Change management is crucial skill for a top-level manager or proprietor. Many organizations struggle during change processes, and this clearly indicates how important change management is. This is especially so when your organization is undergoing change in leadership, mergers and acquisitions, improvement of customer service, and assimilation of new technology, culture or work process.
These instances of change are when it’s important to assimilate the language of synergy in your organization. And as any other language, you must learn how to speak, behave and think synergistically. To acquire these language skills, you must be taught and practice them. Synergy language has terms that you must learn to change language in your organization. Let’s find out.
Every organization has its own culture – worldview and “way of doing things”. And so, organizations have their own languages. If you want employees and managers to assimilate synergy, they must adapt synergy terms to their organization’s language. Dr. Rami Ben-Yshai, in his book, Organizational Synergy: A Practical Guide – Recalibrate Interactions to Achieve Peak Engagement, Productivity & Profit, states:
When I work with organizations, I use concepts such as “purple”, which describes the interface between red and blue; “diversity,” “organizational synergy,” “flexible boundaries,” “blurring,” and “invasion,” and maintain each one’s unique meaning relative to the synergy approach. I integrate them into my speech, so that employees practice “synergistic thinking,” get accustomed to it, and behave accordingly.
The synergy speech brings in more respect, empowerment, containment and positivity in an organizational language. In other words, synergy language replaces expressions, which suggest negative criticisms. This contributes toward enhancing teamwork and networking. And this is possible because the synergy language flexes boundaries, reduces distance, de-emphasizes ego, promotes healthy competition, and encourages unity of purpose. Thus, the approach to problem-solving would be based on a culture in which team members listen, partner and dialogue.
Dialogue and Openness
Most organizations carry out change processes quietly, and so employees don’t usually have an idea that changes occur under their noses. Therefore, changes would catch them by surprise. While this is understandable, the issue of whether it’s right to involve employees in change processes is controversial.
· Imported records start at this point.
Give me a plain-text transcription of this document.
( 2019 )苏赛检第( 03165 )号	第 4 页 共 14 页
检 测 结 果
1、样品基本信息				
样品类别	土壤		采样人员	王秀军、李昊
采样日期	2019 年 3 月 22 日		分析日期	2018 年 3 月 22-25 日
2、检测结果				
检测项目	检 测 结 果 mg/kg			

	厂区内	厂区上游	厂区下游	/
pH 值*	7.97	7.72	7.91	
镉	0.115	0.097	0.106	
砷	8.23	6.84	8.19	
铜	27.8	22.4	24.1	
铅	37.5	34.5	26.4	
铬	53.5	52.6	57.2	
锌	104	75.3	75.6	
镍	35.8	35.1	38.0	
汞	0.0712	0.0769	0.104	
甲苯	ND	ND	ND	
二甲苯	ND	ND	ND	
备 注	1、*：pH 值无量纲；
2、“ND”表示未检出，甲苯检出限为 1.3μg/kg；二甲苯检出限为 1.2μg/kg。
For top-level managers, as for owners, it’s better for some information to remain secret, and that’s for a good reason. The fear of resistance and doubts makes organizational leadership to keep quiet. The problem with this move is that there would be some disquiet if employees learn of organization’s intentions.
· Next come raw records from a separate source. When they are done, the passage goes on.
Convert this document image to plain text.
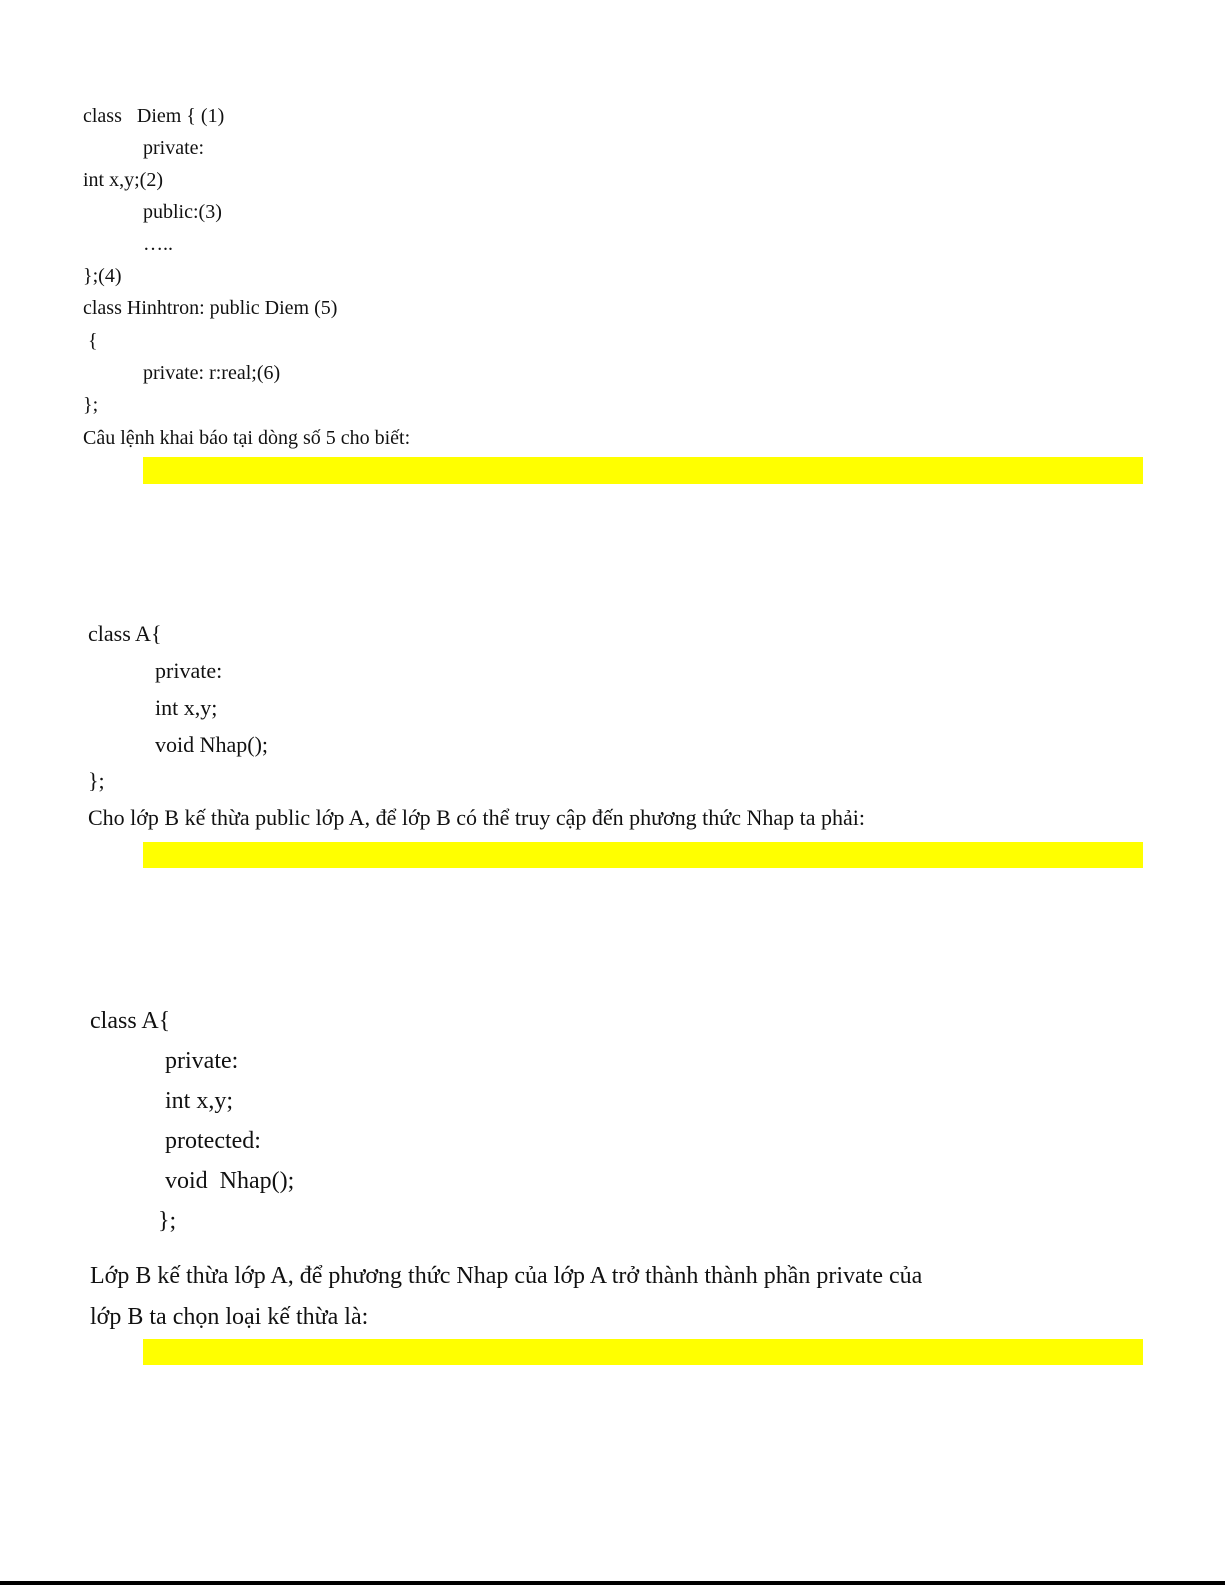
class   Diem { (1)
private:
int x,y;(2)
public:(3)
…..
};(4)
class Hinhtron: public Diem (5)
{
private: r:real;(6)
};
Câu lệnh khai báo tại dòng số 5 cho biết:
class A{
private:
int x,y;
void Nhap();
};
Cho lớp B kế thừa public lớp A, để lớp B có thể truy cập đến phương thức Nhap ta phải:
class A{
private:
int x,y;
protected:
void  Nhap();
};
Lớp B kế thừa lớp A, để phương thức Nhap của lớp A trở thành thành phần private của
lớp B ta chọn loại kế thừa là:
Sharing information of upcoming changes can help defuse tension. It can be easier to deal with disquiet if you disclose information in advance. You don’t want your employees to feel “disconnected” from the process; you want to involve them. Give them an opportunity to air their views and grievances in an open forum, such as joint meetings or workshops.
Alternatively, you can use the “fanning out method” of information sharing in which information passes from the top down to the bottom hierarchically. If your organization is large and complex, there are communication tools. If you carry out changes secretly and suddenly, it would shock employees. With shock, comes fear and perception of threat, and that would worsen destructive forms of interactions.
A Case of a Transportation Organization
A public transportation organization was being privatized. Unexpectedly, this organization was open to the process. The vice president of the human resources department involved the leader of the employees union who attended every meeting. Later, the process would involve the employees. This move greatly helped in the implementation of changes.
This case indicates it can be helpful to obtain information about the perceptions or feelings about communication, boundaries and diversity from the employees themselves. You can obtain information by asking them questions. Avoid making assumptions based on hearsay, because misinformation can cause undesirable results.
Verify Information Sources – Don’t Assume
Something things aren’t that obvious, and so it’s important to verify the source of information yourself. This is because your perceptions or feelings, whether they be of boundaries or interactions, are subjective. What you think is false until you verify it’s true. To do that, use the interactions questionnaire to construct a picture of the real feelings and thoughts of employees and managers. Drawing up generalizations based on inadmissible facts can cause confusion and misinformation.
For example, don’t assume that because you feel that your interactions with another person is good, so that person feels the same. You may feel that helping out your colleague with duties is alright. To them, you’re invasive. It’s inadequate to model desirable behaviors based on synergy and to make clear statements. This won’t change how employees feel, interpret and adapt to the changes. That’s why cooperation is very important for success.
It’s important for managers and employees to express themselves in synergy terms, as this would contribute to mutual respect, positivity, involvement and containment during change processes. Share information about upcoming change processes with employees, and make sure you involve them. Avoid making assumptions about employee’s feelings or perceptions about boundaries and interactions.